Maxim Leonardovich Shevchenko da Türkiye’nin İslam âleminin lider ülkesi olduğunu söyledi ve Türkiye’nin haritadan silinmek istendiği dönemde Mustafa Kemal Atatürk önderliğinde, Türk halkının iradesi sayesinde bağımsızlığını kazandığını hatırlattı. İçinde bulunduğumuz dönemde Birleşmiş Milletler bünyesindeki 5’linin kurduğu sistemin artık çalışmadığının altını çizen Shevchenko, “Birleşmiş Milletler diplomatik iletişim teşkilatı olabilir. Türkiye gibi bölgesel liderler, kendi bölgelerinin kaderi tayin edilirken söz söyleyebilmeli. ABD’nin dâhil olduğu süreçler gelişmiyor, ilerlemiyor. Rusya-Türkiye-İran platformu büyük bir sıçramadır ve büyük bir istikbal vaat etmektedir.” ifadelerini kullandı.

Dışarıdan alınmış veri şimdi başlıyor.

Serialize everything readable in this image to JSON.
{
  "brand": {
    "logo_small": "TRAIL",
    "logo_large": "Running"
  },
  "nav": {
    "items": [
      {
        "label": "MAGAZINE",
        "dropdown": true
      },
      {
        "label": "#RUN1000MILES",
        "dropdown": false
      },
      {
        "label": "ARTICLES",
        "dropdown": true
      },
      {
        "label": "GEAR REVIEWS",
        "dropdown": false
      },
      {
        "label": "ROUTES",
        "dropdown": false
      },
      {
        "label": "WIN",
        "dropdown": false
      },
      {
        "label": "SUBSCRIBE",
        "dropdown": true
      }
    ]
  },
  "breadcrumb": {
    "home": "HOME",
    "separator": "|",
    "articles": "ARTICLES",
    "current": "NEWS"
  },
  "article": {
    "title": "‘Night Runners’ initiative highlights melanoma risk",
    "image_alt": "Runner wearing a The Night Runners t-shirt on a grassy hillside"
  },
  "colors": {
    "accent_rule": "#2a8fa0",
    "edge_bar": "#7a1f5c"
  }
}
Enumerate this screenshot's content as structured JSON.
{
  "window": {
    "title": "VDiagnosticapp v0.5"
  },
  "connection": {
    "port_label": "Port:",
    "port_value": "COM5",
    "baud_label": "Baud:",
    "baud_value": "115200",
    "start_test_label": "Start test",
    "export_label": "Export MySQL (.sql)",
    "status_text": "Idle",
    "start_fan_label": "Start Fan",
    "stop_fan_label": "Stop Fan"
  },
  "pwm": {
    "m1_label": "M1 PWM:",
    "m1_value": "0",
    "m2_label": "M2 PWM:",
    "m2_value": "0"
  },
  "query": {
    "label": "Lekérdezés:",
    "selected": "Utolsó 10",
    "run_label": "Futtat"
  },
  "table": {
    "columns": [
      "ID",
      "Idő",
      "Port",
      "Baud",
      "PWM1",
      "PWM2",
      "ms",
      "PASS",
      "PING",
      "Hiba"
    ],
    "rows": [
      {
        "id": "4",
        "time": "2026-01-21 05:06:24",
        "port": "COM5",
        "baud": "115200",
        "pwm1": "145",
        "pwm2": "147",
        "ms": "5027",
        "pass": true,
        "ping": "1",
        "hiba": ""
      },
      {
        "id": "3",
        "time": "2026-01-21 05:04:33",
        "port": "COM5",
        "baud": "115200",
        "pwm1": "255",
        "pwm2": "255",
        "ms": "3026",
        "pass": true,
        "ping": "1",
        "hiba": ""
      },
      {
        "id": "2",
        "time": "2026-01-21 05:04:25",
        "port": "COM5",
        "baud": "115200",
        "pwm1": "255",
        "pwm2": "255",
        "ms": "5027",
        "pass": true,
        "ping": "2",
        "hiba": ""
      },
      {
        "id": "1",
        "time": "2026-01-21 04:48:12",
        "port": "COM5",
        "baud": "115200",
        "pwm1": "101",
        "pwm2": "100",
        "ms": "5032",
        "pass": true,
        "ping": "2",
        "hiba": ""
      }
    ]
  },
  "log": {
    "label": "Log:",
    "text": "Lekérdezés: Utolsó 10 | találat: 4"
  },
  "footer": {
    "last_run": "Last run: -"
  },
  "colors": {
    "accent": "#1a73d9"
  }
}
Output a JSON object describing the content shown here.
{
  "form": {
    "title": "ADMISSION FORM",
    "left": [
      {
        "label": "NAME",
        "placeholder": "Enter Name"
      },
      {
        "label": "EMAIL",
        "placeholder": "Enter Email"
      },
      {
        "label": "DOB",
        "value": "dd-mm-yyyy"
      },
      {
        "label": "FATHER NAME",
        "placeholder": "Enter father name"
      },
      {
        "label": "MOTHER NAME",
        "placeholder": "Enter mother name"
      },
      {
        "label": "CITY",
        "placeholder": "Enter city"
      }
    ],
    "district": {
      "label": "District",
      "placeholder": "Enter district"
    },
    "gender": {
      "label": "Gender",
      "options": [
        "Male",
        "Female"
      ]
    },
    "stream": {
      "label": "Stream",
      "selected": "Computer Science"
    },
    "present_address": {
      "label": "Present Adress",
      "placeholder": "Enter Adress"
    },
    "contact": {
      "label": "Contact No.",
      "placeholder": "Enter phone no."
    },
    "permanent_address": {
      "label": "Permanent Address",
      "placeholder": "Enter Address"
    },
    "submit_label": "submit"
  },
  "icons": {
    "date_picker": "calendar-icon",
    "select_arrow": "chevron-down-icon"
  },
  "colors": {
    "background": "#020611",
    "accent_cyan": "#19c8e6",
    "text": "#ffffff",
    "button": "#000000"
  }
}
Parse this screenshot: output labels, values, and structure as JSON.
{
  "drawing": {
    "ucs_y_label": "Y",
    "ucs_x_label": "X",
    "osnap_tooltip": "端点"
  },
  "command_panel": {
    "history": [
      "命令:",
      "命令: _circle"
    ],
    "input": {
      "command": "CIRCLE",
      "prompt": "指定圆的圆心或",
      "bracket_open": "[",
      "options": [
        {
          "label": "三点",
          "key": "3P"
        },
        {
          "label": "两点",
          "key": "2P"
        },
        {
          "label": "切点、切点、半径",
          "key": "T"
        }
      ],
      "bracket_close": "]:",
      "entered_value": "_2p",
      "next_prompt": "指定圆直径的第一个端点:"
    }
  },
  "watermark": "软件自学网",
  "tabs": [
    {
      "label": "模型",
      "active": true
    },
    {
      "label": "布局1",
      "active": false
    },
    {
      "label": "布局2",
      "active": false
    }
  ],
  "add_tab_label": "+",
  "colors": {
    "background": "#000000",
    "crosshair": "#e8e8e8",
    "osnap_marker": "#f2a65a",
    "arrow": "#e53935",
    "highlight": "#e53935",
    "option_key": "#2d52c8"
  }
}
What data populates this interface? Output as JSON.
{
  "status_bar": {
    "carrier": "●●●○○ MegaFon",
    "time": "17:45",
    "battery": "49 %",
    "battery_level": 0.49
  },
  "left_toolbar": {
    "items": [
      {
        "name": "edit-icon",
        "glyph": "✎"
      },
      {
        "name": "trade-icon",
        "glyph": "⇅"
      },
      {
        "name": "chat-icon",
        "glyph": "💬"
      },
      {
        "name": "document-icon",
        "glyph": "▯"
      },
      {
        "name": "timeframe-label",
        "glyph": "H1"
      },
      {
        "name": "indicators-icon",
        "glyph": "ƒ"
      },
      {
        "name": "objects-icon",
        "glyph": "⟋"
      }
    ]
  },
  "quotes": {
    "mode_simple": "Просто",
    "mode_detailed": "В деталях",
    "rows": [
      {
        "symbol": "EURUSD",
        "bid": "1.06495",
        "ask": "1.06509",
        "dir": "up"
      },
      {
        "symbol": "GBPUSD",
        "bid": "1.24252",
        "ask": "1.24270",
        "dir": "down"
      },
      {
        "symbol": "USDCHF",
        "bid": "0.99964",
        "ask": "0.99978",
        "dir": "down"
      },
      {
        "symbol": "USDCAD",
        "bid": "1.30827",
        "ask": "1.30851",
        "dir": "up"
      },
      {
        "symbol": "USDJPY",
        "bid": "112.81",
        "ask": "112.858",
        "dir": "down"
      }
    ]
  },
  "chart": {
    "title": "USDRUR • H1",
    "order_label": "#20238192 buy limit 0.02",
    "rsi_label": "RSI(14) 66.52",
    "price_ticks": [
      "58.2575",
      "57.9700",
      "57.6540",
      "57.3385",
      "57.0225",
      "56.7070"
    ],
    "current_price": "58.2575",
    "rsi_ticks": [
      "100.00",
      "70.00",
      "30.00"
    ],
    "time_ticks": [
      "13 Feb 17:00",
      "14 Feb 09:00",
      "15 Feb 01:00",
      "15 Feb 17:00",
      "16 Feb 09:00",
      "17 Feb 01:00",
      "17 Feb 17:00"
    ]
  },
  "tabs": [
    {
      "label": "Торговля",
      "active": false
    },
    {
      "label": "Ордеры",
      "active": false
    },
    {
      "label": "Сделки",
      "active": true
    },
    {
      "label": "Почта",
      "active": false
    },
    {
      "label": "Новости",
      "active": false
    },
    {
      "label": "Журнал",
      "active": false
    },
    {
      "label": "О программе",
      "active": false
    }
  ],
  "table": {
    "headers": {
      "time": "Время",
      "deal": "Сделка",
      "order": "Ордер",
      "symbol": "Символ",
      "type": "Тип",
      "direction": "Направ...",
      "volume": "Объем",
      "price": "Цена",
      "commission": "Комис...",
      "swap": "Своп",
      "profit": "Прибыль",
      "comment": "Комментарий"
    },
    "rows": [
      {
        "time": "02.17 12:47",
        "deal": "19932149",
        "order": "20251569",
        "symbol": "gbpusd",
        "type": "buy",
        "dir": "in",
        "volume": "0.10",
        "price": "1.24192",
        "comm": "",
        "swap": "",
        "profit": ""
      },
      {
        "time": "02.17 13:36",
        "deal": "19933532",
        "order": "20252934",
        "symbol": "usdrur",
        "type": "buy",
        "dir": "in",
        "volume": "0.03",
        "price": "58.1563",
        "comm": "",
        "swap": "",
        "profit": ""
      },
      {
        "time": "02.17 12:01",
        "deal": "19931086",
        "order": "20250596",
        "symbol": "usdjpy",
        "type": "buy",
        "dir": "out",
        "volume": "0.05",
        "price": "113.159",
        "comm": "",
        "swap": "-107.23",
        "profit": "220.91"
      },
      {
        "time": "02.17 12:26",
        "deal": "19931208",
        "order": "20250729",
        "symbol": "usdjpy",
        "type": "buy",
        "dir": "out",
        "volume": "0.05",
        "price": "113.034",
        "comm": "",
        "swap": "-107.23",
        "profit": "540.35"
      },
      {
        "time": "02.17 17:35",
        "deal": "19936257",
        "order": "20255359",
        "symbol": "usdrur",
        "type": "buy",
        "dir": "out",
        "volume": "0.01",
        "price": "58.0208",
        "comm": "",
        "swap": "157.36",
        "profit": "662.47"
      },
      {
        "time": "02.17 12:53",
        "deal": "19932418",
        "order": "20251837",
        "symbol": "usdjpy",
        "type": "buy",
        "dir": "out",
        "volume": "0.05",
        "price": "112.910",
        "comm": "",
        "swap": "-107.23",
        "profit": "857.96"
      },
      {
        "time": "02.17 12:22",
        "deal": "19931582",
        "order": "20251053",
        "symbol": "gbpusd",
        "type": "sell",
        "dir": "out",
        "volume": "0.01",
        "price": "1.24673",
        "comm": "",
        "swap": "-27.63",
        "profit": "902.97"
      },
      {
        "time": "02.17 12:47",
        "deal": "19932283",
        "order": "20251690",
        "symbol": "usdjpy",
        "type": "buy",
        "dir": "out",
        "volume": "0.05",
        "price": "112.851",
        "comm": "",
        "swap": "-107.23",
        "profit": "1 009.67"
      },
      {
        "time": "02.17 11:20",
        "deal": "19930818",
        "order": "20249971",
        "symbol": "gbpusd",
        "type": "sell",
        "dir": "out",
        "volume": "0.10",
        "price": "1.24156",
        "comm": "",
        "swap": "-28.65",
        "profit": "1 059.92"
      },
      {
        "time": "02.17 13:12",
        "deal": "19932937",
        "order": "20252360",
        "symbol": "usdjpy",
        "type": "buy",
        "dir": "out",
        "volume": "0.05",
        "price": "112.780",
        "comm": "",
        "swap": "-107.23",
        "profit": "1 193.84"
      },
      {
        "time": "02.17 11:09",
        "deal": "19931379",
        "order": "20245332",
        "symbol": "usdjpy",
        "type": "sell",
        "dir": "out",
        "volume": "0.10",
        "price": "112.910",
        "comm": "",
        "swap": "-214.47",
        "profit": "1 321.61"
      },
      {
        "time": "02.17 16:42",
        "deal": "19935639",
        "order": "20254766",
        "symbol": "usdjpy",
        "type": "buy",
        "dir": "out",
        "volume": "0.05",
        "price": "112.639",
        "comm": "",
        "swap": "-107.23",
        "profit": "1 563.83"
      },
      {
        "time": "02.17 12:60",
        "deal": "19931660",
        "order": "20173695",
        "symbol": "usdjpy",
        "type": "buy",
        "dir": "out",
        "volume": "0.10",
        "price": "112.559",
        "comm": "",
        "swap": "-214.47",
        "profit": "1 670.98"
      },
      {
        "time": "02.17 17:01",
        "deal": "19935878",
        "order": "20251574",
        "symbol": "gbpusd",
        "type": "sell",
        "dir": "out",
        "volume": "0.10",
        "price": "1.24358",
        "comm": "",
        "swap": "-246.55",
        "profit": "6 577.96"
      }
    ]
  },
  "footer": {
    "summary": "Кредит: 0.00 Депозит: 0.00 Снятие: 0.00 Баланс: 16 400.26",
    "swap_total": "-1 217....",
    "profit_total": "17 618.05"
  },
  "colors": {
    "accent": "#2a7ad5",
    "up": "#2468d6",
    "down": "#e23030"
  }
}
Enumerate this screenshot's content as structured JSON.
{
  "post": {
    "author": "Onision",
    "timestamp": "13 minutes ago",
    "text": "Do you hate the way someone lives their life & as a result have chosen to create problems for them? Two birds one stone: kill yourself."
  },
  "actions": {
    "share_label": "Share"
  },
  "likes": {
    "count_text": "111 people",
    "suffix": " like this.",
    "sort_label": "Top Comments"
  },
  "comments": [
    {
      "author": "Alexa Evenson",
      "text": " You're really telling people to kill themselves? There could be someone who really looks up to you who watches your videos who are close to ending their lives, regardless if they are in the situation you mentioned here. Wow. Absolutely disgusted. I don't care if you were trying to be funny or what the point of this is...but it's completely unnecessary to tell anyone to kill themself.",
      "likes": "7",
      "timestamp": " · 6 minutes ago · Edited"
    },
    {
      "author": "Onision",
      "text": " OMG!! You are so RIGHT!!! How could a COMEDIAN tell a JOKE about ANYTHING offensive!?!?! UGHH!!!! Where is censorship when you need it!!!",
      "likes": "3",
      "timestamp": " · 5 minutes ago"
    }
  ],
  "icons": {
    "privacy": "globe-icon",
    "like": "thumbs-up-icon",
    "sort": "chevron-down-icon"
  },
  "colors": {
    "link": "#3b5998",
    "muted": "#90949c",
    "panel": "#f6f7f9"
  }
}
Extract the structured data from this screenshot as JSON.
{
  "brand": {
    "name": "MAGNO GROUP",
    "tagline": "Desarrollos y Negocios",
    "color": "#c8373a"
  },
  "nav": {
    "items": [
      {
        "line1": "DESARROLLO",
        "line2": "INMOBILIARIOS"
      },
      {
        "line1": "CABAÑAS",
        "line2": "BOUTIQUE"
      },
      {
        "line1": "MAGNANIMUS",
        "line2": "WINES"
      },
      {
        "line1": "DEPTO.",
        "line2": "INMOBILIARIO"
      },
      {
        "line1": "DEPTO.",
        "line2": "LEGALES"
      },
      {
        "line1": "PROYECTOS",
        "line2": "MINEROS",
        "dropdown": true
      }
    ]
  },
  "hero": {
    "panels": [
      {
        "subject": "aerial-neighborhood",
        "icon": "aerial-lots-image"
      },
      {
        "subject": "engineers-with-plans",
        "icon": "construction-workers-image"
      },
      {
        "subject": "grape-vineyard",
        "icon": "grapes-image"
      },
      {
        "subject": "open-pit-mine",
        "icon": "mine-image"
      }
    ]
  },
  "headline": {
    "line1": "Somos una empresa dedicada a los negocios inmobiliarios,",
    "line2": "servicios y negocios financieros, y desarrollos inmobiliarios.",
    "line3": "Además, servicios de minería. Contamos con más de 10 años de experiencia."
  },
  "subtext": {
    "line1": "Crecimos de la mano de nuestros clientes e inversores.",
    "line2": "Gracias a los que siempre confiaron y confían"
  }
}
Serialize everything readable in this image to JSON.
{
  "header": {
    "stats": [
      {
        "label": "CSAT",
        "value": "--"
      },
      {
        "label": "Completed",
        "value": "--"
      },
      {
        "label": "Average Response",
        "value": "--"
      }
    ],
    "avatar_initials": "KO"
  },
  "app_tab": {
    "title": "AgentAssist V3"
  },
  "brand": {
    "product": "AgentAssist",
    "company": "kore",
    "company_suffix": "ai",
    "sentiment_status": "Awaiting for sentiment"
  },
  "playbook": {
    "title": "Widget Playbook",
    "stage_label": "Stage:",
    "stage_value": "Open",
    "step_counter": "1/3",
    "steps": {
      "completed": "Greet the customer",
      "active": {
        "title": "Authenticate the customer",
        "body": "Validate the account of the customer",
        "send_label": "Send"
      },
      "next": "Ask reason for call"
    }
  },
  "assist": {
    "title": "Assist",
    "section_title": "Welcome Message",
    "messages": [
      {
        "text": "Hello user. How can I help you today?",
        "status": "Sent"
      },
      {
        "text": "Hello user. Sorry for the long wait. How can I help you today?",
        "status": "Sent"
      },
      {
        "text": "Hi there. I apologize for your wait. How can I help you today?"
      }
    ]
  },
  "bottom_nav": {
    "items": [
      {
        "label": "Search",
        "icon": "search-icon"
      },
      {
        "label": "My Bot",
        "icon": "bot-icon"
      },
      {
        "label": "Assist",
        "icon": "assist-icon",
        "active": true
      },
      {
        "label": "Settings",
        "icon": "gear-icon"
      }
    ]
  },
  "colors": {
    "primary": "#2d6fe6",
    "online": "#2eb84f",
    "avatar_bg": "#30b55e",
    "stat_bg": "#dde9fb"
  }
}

Shevchenko ayrıca, Trump’ın yeni Hitler olduğunu iddia etti ve “Yine aynı fanatizm var. Bunlar hak sahibi olduklarını düşünüyor. Kendi fikirlerinin üstün olduğuna, bu toprakların onlara hediye edildiğine inanıyorlar. Bu aptallık ve biz bu aptallığı normal görmeye başladık.” dedi. Türk halkının hain darbe girişiminde verdiği mücadeleyi anımsatan Shevchenko, Türkiye’ye saldırıların gelmeye devam edeceğini, buna karşın direniş ve dayanışma içinde olunması gerektiğini söyledi.
Türkiye’nin güçlenmesinin Avrupa’da korkuya neden olduğunu söyleyen Bosna Hersekli Kovaç da Türkiye’ye duyulan güveni “Büyük Müslüman ulusların sonunda bölgede bir oyuncu olduğunu görmekten mutluluk duyuyoruz. Türkiye’nin rolü Ortadoğu’da barışın aracısı olmaktır.” sözleriyle dile getirdi.
Türkiye’nin üstlendiği kritik role dikkat çekerek panelde son sözü alan İtalyan gazeteci Francesca Borri, “Siz çok bahsetmiyorsunuz ancak Türkiye ile ilgili çok etkilendiğim bir husus var ve bundan gurur duymalısınız. Ekonomik büyüme dikkat çekici, ancak Türkiye aslında dünyada yalnızca birkaç ülkenin yapabildiği bir şeyi başarıyor: Eşitsizliği ve haksızlığı azaltıyor, zengin ile fakir arasındaki boşluğu dolduruyor.” dedi.
Singapur, İspanya, Endonezya, Tacikistan, Tayland ve Suudi Arabistan büyükelçiliklerinden temsilciler ile çok sayıda basın mensubu ve davetlinin de katıldığı ve tüm dünyaya canlı olarak aktarılan panel, yaklaşık iki buçuk saat sürdü.